Fed Up Queers held political funerals for murdered transgender and queer people, and fought restrictive AIDS policies, but focused much of their work on then mayor Rudy Giuliani and the New York City Police Department (NYPD). Fed Up Queers gained notoriety in the media for three actions:

They were the first of the more than 1,200 people arrested protesting the murder of Amadou Diallo by NYPD officers. As one participant wrote, there had already been "protests, but no one was getting arrested and we wanted to raise the stakes. We wanted to block the Brooklyn Bridge, but we only had eight people who could risk arrest, so we said okay, we'll block the bridge with eight people. That's how desperate and angry and empowered we felt." Arrestees eventually included Al Sharpton, Jesse Jackson, former mayor David Dinkins, and actors Susan Sarandon, Ruby Dee, Ossie Davis, and Dick Gregory.

Later, Fed Up Queers stormed Giuliani's keynote speech to the Log Cabin Republicans at the Roosevelt Hotel in Manhattan. This action made the news because security guards beat and bloodied several activists, and clips of both the beatings and Giuliani making a joke about "his activists" played on all city television stations. The activists won a civil suit against the hotel, and were represented by well known radical lawyer Susan Tipograph.

Fed Up Queers, with the support of Act Up and Health GAP, disrupted kick-off events of Vice President Al Gore's Presidential campaign in three cities, denouncing his role in the threat of trade sanctions against Nelson Mandela's South Africa if it did not repeal the Medicines Act.
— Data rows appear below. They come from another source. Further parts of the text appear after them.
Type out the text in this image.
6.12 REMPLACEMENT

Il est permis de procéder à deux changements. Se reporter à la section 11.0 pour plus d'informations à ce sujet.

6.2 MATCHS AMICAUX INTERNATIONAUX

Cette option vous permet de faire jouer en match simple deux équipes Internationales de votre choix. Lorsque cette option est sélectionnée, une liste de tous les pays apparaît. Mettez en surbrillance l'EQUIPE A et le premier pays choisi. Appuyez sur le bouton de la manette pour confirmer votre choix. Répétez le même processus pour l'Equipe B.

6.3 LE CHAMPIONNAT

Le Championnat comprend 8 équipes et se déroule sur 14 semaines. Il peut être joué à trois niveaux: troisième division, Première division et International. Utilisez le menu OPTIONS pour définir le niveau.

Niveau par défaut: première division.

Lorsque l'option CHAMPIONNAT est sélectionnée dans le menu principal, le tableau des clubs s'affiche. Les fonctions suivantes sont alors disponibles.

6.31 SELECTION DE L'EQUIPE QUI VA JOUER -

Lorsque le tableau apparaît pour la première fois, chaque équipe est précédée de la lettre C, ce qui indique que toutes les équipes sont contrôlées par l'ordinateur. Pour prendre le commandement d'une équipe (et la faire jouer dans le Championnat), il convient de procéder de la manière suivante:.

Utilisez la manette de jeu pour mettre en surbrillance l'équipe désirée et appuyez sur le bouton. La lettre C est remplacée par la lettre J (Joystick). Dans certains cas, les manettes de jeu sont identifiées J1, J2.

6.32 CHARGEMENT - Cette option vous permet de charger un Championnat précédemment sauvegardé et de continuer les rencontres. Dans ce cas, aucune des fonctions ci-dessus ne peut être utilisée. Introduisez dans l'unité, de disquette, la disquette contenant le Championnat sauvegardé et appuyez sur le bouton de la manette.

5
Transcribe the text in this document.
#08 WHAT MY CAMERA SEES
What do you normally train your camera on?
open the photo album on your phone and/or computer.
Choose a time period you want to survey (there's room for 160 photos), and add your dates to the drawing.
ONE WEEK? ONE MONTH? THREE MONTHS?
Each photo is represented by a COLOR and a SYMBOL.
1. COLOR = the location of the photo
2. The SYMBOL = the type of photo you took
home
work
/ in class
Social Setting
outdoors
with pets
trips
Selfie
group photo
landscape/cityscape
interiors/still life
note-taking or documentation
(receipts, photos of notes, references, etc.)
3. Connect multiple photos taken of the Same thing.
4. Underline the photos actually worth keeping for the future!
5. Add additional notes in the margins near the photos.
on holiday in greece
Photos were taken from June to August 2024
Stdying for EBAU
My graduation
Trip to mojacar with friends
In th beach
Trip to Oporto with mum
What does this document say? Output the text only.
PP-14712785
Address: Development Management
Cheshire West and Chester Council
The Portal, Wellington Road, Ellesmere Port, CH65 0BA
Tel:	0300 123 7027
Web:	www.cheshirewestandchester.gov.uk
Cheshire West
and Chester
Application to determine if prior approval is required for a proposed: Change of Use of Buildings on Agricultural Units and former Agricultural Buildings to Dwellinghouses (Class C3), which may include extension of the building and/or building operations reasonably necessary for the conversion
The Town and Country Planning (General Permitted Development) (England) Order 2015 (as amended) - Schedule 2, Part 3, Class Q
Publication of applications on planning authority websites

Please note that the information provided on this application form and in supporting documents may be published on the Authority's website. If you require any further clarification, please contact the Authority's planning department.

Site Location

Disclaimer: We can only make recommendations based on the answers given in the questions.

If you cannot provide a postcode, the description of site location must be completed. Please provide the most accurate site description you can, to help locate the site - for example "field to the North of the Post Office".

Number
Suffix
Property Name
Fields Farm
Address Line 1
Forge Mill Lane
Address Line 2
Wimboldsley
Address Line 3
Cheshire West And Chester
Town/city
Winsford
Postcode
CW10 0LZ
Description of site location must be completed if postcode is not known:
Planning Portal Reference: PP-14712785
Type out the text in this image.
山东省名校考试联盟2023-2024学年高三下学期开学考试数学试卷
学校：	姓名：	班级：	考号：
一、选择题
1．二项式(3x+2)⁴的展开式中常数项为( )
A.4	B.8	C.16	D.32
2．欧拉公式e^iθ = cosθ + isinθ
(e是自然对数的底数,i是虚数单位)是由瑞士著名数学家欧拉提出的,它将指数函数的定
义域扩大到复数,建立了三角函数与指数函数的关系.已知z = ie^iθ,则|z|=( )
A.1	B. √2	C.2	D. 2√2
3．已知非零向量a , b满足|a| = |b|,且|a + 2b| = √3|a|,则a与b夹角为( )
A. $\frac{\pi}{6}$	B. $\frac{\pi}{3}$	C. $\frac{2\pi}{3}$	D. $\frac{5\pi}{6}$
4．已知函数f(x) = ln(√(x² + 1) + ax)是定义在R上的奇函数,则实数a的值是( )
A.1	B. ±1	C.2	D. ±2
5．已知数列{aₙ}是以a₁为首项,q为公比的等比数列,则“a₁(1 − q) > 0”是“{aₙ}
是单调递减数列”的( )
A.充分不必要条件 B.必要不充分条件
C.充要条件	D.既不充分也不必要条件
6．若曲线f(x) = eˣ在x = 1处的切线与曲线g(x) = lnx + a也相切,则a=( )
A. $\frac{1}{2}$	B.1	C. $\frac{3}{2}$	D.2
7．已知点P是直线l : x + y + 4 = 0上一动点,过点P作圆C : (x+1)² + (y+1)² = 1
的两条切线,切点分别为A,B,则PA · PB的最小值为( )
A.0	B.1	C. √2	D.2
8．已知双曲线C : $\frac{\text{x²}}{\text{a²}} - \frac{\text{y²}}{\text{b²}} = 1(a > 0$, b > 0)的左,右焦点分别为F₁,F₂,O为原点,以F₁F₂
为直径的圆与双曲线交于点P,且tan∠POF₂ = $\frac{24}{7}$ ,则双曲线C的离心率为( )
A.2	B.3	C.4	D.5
Ultimately, pressure from Jesse Jackson and activists resulted in the United States adjusting its trade policies to enable poor countries, such as South Africa, to gain access to essential medicines.

The group lasted two and half years. Some claim the group disbanded due to tactical disagreements. Others claim the breakup was due to one activist pushing his agenda of cross-generational sex. Various members of the group continued to stage actions using the name, or occasionally reuniting in response to particular events.

A new group called Fed Up Queers formed in 2009, in Arkansas.

== Notable actions ==
- Stop the Parade, activists attempted to stop Rudy Giuliani from marching in the Gay Pride Parade by chaining themselves across Fifth Avenue in New York City, June 28, 1998
- Queers Bash Back, march to bring attention to the knife attack of a lesbian in Brooklyn, and murders of gay men and trans people in the city, Brooklyn, NY, September 27, 1998
- Matthew Shepard Political Funeral, New York City, October 19, 1998
- Wake Up for World AIDS Day, midnight "wake up call" to New York State Assemblywoman Nettie Mayersohn's house in Flushing, Queens, NY. December 1, 1998
- Your Bullets are Racist, protesting the NYPD's murder of Amadou Diallo, New York City, February 22, 1999
- Political funeral for Billy Jack Gaither, March 15, 1999
- Gore's Greed Kills, Carthage, TN; New York, NY; Manchester, NH, June–July 1999
- Protesting Rudy Giuliani's keynote speech to the Log Cabin Republicans at the Roosevelt Hotel, August 28, 1999.
- Activists chained themselves to the Christmas tree in Rockefeller Center before it was lit (and were promptly arrested), to protest lighting ceremonies being held on World AIDS Day. December 1, 1999
- Political funeral for Sakia Gunn, July 11, 2003

== Publications ==
- Splayed, a spoof on the straight-owned gay newspaper The Gay Blade, otherwise known as The New York Blade, after it fired one of its employees for their "gay bias" in an article.